The company’s twin-tail, moderately swept-wing trainer with a tricycle landing gear and step-tandem cockpit is powered by the Williams International FJ44-4M, a 3,600-lb.-thrust-class engine chosen by the Aero Vodochody L-39NG and Leonardo/
Alenia Aermacchi M-345 High-Efficiency Trainer. Williams certified the engine in 2010 for the light business jet market, providing a cruise speed of up to 450 kt. over a 2,000-nm range with 5,000 flight hours between overhauls.
It was chosen as the Freedom Trainer offering due to its relatively inexpensive procurement and sustainment costs as well as fuel efficiency, with the company saying it can buy two Williams engines for half the cost of one high-power military turbofan.
SNC/TAI’s proposal is for a purely a fly-by-wire trainer, seeming to leave little design margin for secondary light-attack or aggressor roles.
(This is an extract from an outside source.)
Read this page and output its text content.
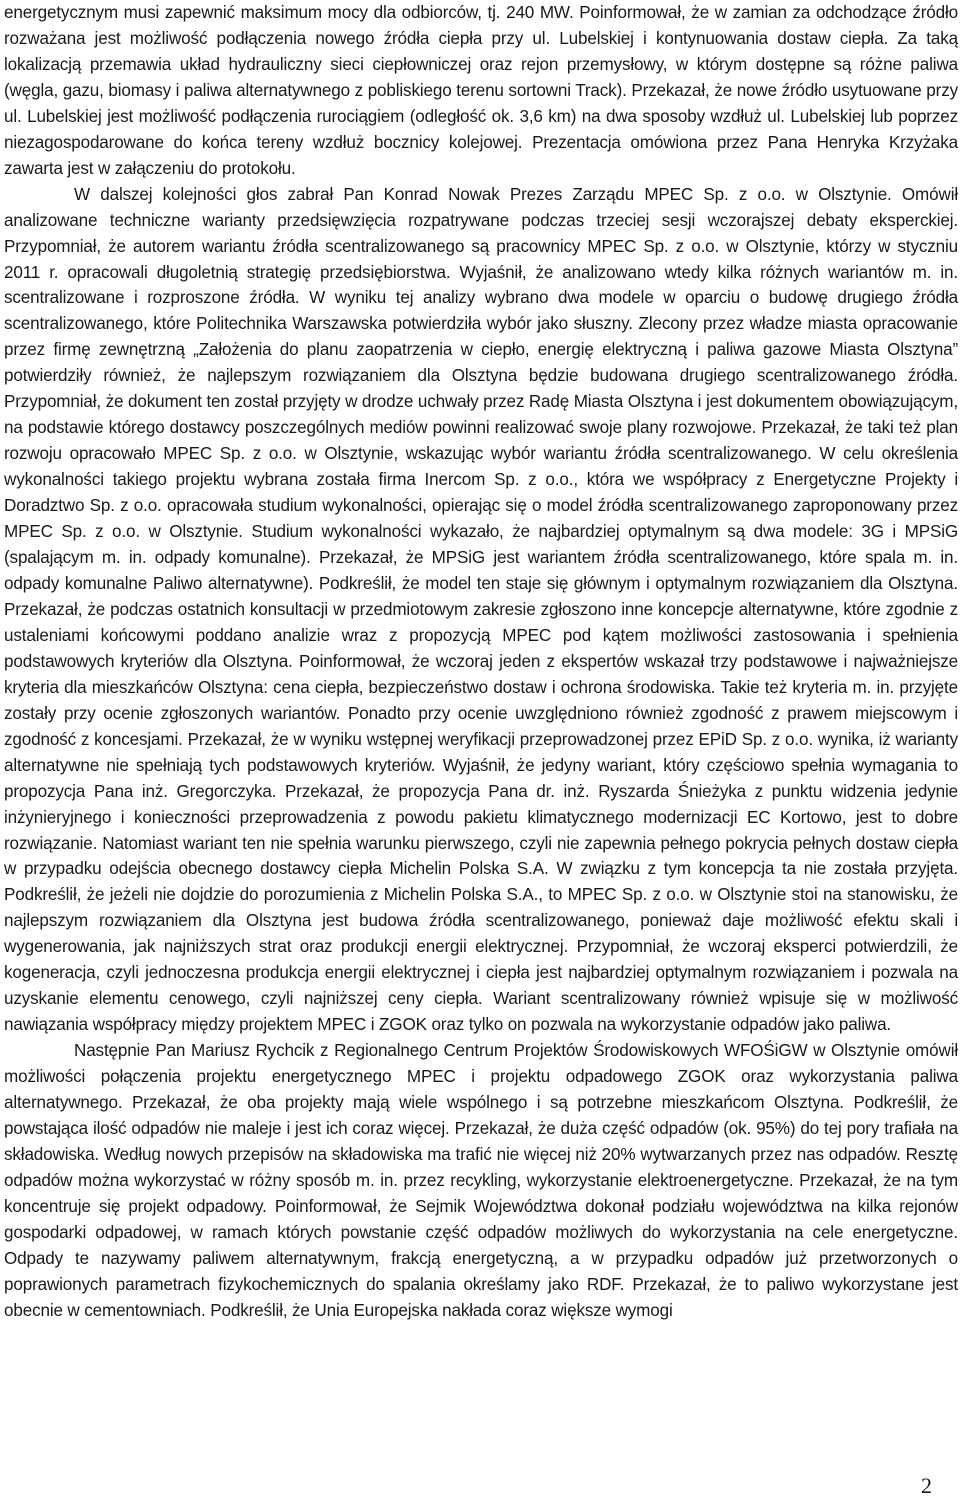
energetycznym musi zapewnić maksimum mocy dla odbiorców, tj. 240 MW. Poinformował, że w zamian za odchodzące źródło rozważana jest możliwość podłączenia nowego źródła ciepła przy ul. Lubelskiej i kontynuowania dostaw ciepła. Za taką lokalizacją przemawia układ hydrauliczny sieci ciepłowniczej oraz rejon przemysłowy, w którym dostępne są różne paliwa (węgla, gazu, biomasy i paliwa alternatywnego z pobliskiego terenu sortowni Track). Przekazał, że nowe źródło usytuowane przy ul. Lubelskiej jest możliwość podłączenia rurociągiem (odległość ok. 3,6 km) na dwa sposoby wzdłuż ul. Lubelskiej lub poprzez niezagospodarowane do końca tereny wzdłuż bocznicy kolejowej. Prezentacja omówiona przez Pana Henryka Krzyżaka zawarta jest w załączeniu do protokołu.

W dalszej kolejności głos zabrał Pan Konrad Nowak Prezes Zarządu MPEC Sp. z o.o. w Olsztynie. Omówił analizowane techniczne warianty przedsięwzięcia rozpatrywane podczas trzeciej sesji wczorajszej debaty eksperckiej. Przypomniał, że autorem wariantu źródła scentralizowanego są pracownicy MPEC Sp. z o.o. w Olsztynie, którzy w styczniu 2011 r. opracowali długoletnią strategię przedsiębiorstwa. Wyjaśnił, że analizowano wtedy kilka różnych wariantów m. in. scentralizowane i rozproszone źródła. W wyniku tej analizy wybrano dwa modele w oparciu o budowę drugiego źródła scentralizowanego, które Politechnika Warszawska potwierdziła wybór jako słuszny. Zlecony przez władze miasta opracowanie przez firmę zewnętrzną „Założenia do planu zaopatrzenia w ciepło, energię elektryczną i paliwa gazowe Miasta Olsztyna” potwierdziły również, że najlepszym rozwiązaniem dla Olsztyna będzie budowana drugiego scentralizowanego źródła. Przypomniał, że dokument ten został przyjęty w drodze uchwały przez Radę Miasta Olsztyna i jest dokumentem obowiązującym, na podstawie którego dostawcy poszczególnych mediów powinni realizować swoje plany rozwojowe. Przekazał, że taki też plan rozwoju opracowało MPEC Sp. z o.o. w Olsztynie, wskazując wybór wariantu źródła scentralizowanego. W celu określenia wykonalności takiego projektu wybrana została firma Inercom Sp. z o.o., która we współpracy z Energetyczne Projekty i Doradztwo Sp. z o.o. opracowała studium wykonalności, opierając się o model źródła scentralizowanego zaproponowany przez MPEC Sp. z o.o. w Olsztynie. Studium wykonalności wykazało, że najbardziej optymalnym są dwa modele: 3G i MPSiG (spalającym m. in. odpady komunalne). Przekazał, że MPSiG jest wariantem źródła scentralizowanego, które spala m. in. odpady komunalne Paliwo alternatywne). Podkreślił, że model ten staje się głównym i optymalnym rozwiązaniem dla Olsztyna. Przekazał, że podczas ostatnich konsultacji w przedmiotowym zakresie zgłoszono inne koncepcje alternatywne, które zgodnie z ustaleniami końcowymi poddano analizie wraz z propozycją MPEC pod kątem możliwości zastosowania i spełnienia podstawowych kryteriów dla Olsztyna. Poinformował, że wczoraj jeden z ekspertów wskazał trzy podstawowe i najważniejsze kryteria dla mieszkańców Olsztyna: cena ciepła, bezpieczeństwo dostaw i ochrona środowiska. Takie też kryteria m. in. przyjęte zostały przy ocenie zgłoszonych wariantów. Ponadto przy ocenie uwzględniono również zgodność z prawem miejscowym i zgodność z koncesjami. Przekazał, że w wyniku wstępnej weryfikacji przeprowadzonej przez EPiD Sp. z o.o. wynika, iż warianty alternatywne nie spełniają tych podstawowych kryteriów. Wyjaśnił, że jedyny wariant, który częściowo spełnia wymagania to propozycja Pana inż. Gregorczyka. Przekazał, że propozycja Pana dr. inż. Ryszarda Śnieżyka z punktu widzenia jedynie inżynieryjnego i konieczności przeprowadzenia z powodu pakietu klimatycznego modernizacji EC Kortowo, jest to dobre rozwiązanie. Natomiast wariant ten nie spełnia warunku pierwszego, czyli nie zapewnia pełnego pokrycia pełnych dostaw ciepła w przypadku odejścia obecnego dostawcy ciepła Michelin Polska S.A. W związku z tym koncepcja ta nie została przyjęta. Podkreślił, że jeżeli nie dojdzie do porozumienia z Michelin Polska S.A., to MPEC Sp. z o.o. w Olsztynie stoi na stanowisku, że najlepszym rozwiązaniem dla Olsztyna jest budowa źródła scentralizowanego, ponieważ daje możliwość efektu skali i wygenerowania, jak najniższych strat oraz produkcji energii elektrycznej. Przypomniał, że wczoraj eksperci potwierdzili, że kogeneracja, czyli jednoczesna produkcja energii elektrycznej i ciepła jest najbardziej optymalnym rozwiązaniem i pozwala na uzyskanie elementu cenowego, czyli najniższej ceny ciepła. Wariant scentralizowany również wpisuje się w możliwość nawiązania współpracy między projektem MPEC i ZGOK oraz tylko on pozwala na wykorzystanie odpadów jako paliwa.

Następnie Pan Mariusz Rychcik z Regionalnego Centrum Projektów Środowiskowych WFOŚiGW w Olsztynie omówił możliwości połączenia projektu energetycznego MPEC i projektu odpadowego ZGOK oraz wykorzystania paliwa alternatywnego. Przekazał, że oba projekty mają wiele wspólnego i są potrzebne mieszkańcom Olsztyna. Podkreślił, że powstająca ilość odpadów nie maleje i jest ich coraz więcej. Przekazał, że duża część odpadów (ok. 95%) do tej pory trafiała na składowiska. Według nowych przepisów na składowiska ma trafić nie więcej niż 20% wytwarzanych przez nas odpadów. Resztę odpadów można wykorzystać w różny sposób m. in. przez recykling, wykorzystanie elektroenergetyczne. Przekazał, że na tym koncentruje się projekt odpadowy. Poinformował, że Sejmik Województwa dokonał podziału województwa na kilka rejonów gospodarki odpadowej, w ramach których powstanie część odpadów możliwych do wykorzystania na cele energetyczne. Odpady te nazywamy paliwem alternatywnym, frakcją energetyczną, a w przypadku odpadów już przetworzonych o poprawionych parametrach fizykochemicznych do spalania określamy jako RDF. Przekazał, że to paliwo wykorzystane jest obecnie w cementowniach. Podkreślił, że Unia Europejska nakłada coraz większe wymogi

2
Instead, the aircraft digitally replicates radar intercepts, precision-guided munition drops and the use of targeting pods. The aircraft is no larger than the
GE J85-5-powered T-38 and consumes 30% less fuel, allowing weight reductions across the board to boost high subsonic performance at lower thrust levels.
“We’re focusing on open architecture and lowest total ownership cost,” one company executive explains. The Freedom Trainer also is designed to fully comply with the Air Force’s Open Mission System standards to prevent “vendor-lock,” even though that requirement was dropped.
“We did not want to drive costly design/redesign into systems that may otherwise meet the objective requirement,” an Air Force Life Cycle Management Center official says. SNC believes buying into any proprietary systems will drive up costs later.